Photo by Gwénaël Le Vot
Serves 4
Soup
1 tablespoon olive oil
1 large onion, chopped
1 celery stalk, diced
4 garlic cloves, minced
2 cups chicken or vegetable stock
1 28-ounce can fire-roasted diced tomatoes
1 teaspoon brown sugar
½ teaspoon dried basil
½ teaspoon thyme
¼ teaspoon red pepper flakes
½ cup heavy cream
Fresh chopped basil
Sandwich (one sandwich)
2 slices sourdough bread (or your favorite)
2 tablespoons unsalted butter, room temperature
4 thin slices (1 ounce each) cheddar, havarti, Gouda and Gruyère cheeses (or your favorites)

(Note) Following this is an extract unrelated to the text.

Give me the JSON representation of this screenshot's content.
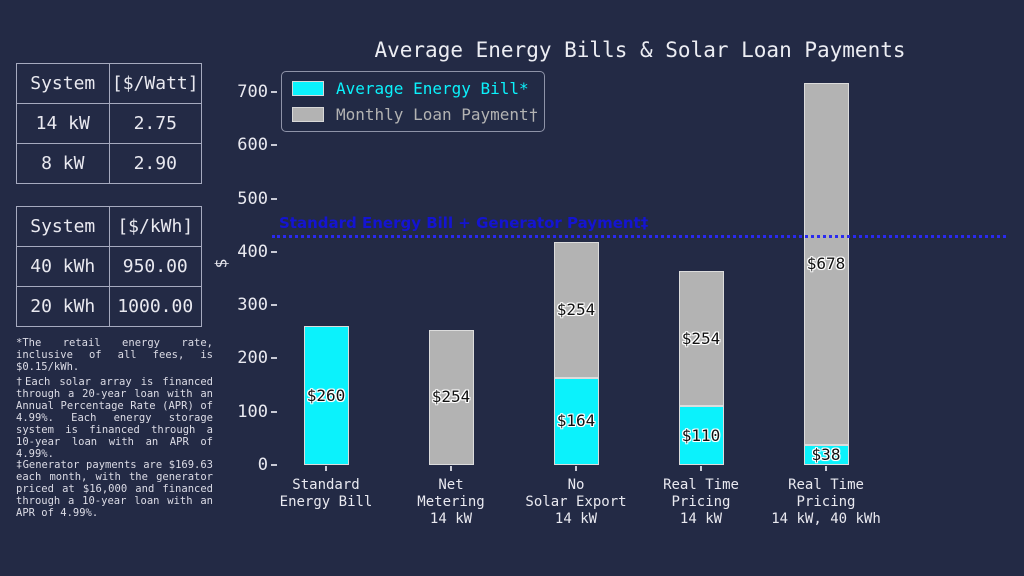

Heat oil in a Dutch oven or soup pot over medium heat. Add onions and celery and sauté until onions are translucent. Add garlic and sauté an additional minute. Stir in stock, tomatoes, sugar, basil, thyme and red pepper flakes. Bring to a boil and reduce heat. Cover pot and simmer until tomatoes are soft, about 15 minutes. Pour tomato mixture into a blender about half full, cover and puree until smooth. Repeat with another batch until all the mixture is pureed, then return to pot. Stir in cream and cook over medium heat until hot, 5–10 minutes. Garnish with fresh chopped basil and serve.
Spread each side of the bread slices with butter. Add cheeses to one slice and cover with the second slice of bread. Heat a cast-iron skillet over medium heat. Add sandwich and cook until golden brown, 3–4 minutes. Flip and cook on the other side until golden brown. Transfer to a cutting board to cool slightly. Cut in half and serve immediately.